Onderzoek: Invoering AI staat nog in kinderschoenen
Bij het merendeel van honderd Europese bedrijven die meededen aan een onderzoek van SAS, bevindt de invoering van artificial intelligence (AI) zich nog in de begin- of zelfs de planningsfase. Slechts een beperkt aantal respondenten denkt dat de eigen organisatie klaar is om het potentieel van deze technologie te kunnen benutten. In het onderzoek werden honderd leidinggevenden van honderd Europese organisaties in verschillende sectoren, zoals het bank- en verzekeringswezen de productie- en retailsector en de overheid ondervraagd.
Dat bedrijven nog niet erg ver zijn met de invoering van AI, heeft met name te maken met een tekort aan data science-vaardigheden, zo gaven de respondenten aan. Slechts twintig procent geeft aan dat hun data science-teams klaar zijn voor de komst van AI. 19 procent heeft helemaal geen data science teams.

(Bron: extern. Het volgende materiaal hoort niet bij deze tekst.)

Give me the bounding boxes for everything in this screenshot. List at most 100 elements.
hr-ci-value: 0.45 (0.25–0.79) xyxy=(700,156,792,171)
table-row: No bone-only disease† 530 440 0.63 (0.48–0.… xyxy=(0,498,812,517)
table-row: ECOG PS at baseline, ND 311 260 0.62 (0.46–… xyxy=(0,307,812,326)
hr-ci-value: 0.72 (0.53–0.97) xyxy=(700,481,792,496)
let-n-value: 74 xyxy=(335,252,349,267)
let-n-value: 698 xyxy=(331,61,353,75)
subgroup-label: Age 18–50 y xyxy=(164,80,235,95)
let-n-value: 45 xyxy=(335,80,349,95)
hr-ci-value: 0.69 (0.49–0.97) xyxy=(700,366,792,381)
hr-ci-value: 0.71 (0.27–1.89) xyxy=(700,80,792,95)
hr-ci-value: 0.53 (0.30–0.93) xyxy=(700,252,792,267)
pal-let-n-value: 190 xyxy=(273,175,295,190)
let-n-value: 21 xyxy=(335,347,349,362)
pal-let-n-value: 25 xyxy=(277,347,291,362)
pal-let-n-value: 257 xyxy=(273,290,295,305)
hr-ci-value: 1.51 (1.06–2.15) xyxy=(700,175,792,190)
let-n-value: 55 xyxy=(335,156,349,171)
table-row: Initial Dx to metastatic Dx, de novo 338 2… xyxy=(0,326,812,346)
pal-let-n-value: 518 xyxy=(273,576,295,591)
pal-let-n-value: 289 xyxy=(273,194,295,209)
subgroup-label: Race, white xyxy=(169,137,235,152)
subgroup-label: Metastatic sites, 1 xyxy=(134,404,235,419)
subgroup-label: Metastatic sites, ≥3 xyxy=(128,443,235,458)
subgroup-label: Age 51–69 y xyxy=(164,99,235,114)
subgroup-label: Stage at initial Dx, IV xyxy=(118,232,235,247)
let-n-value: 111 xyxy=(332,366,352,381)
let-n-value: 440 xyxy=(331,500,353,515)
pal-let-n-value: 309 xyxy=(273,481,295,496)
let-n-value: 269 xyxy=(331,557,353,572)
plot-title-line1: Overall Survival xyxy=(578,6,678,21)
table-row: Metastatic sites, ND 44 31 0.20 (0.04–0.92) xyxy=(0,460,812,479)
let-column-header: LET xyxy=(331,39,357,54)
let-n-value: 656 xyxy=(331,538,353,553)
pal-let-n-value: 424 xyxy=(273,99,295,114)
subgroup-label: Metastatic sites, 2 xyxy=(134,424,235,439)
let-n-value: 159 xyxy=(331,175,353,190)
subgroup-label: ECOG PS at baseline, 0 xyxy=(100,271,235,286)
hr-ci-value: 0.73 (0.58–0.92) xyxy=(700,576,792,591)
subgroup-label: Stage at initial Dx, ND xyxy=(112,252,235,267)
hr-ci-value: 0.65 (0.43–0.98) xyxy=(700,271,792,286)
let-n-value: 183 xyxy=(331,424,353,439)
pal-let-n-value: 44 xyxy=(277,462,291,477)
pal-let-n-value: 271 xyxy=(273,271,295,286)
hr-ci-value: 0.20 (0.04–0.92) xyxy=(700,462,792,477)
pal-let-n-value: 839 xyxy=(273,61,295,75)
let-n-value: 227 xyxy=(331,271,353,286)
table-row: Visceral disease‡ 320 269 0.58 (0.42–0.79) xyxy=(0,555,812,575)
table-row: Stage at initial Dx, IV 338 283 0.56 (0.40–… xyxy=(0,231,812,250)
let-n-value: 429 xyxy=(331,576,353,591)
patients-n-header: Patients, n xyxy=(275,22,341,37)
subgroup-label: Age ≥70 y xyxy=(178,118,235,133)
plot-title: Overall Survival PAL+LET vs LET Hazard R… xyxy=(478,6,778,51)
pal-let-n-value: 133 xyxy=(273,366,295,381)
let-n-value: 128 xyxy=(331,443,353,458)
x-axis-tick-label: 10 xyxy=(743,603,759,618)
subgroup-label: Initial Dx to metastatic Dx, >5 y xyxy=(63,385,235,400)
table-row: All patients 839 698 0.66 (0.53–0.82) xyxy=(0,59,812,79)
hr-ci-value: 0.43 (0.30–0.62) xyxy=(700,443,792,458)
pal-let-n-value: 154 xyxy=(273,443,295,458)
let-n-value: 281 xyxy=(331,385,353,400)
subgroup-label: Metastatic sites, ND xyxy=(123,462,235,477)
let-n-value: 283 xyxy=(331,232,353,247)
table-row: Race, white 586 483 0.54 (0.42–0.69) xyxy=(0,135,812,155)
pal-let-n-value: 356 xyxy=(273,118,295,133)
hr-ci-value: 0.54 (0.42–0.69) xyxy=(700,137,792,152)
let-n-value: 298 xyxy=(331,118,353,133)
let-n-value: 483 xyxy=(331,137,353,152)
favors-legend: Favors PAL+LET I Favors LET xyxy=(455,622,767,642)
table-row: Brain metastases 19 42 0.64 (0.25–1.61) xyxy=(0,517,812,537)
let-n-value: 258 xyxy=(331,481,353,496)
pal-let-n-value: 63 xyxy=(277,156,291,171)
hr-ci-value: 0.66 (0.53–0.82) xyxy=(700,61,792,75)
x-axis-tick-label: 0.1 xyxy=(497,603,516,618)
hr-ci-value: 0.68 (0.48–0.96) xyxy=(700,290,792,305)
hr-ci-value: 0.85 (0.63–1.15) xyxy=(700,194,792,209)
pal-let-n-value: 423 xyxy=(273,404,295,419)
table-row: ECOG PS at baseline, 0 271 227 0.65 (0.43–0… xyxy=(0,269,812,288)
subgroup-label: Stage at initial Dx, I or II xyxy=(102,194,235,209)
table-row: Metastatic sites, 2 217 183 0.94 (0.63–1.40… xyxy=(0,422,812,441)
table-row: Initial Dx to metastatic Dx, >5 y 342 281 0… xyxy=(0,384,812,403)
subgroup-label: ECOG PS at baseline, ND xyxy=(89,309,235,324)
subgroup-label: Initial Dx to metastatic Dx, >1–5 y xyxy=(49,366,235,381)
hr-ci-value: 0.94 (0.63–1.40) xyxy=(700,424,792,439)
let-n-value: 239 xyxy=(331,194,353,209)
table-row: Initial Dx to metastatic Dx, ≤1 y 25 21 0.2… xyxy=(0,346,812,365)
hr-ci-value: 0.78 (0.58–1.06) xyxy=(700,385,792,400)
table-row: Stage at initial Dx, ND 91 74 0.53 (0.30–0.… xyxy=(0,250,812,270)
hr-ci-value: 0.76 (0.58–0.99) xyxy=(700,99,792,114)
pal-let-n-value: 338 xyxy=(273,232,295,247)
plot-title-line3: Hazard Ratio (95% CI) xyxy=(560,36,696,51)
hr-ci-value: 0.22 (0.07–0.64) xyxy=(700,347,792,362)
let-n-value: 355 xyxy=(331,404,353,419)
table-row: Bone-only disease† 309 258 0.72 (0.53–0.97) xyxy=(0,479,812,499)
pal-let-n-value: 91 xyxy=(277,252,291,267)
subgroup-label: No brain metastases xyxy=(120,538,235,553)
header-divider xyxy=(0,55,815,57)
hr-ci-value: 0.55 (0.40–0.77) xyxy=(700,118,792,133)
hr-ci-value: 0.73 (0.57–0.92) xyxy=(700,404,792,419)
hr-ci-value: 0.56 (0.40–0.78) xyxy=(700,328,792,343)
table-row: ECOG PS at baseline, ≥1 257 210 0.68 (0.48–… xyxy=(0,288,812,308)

Hiernaast zijn er maatschappelijke uitdagingen. Zo zijn er zorgen over de invloed van AI op de werkgelegenheid. Dan gaat het niet alleen over het verlies van banen, maar ook over het ontstaan van nieuwe banen waarvoor ook nieuwe vaardigheden nodig zijn.
Ook spelen er etnische kwesties. Zo vraagt 41 procent van de respondenten zich af of AI in plaats van voor afzonderlijke bedrijven niet zou moeten werken voor het verbeteren van het welzijn van mensen. Ook vragen respondenten zich af hoe werknemers die hun baan verliezen moeten worden opgevangen.

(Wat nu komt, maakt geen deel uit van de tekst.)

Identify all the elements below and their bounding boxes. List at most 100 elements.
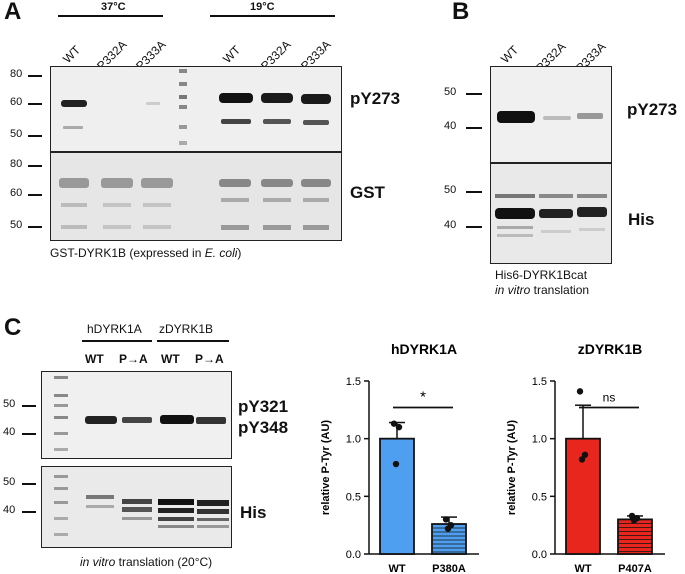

Verder blijkt vertrouwen een issue te zijn. 49 procent spreekt over culturele uitdagingen vanwege een gebrek aan vertrouwen in de resultaten van AI.
Op de vraag of de infrastructuur in de bedrijven afdoende is om met AI te werken, komen wisselende antwoorden. 24 procent van de respondenten denkt over de juiste infrastructuur te beschikken, 24 procent zegt dat aanpassing nodig is terwijl 29 procent meldt geen specifiek platform te hebben voor AI.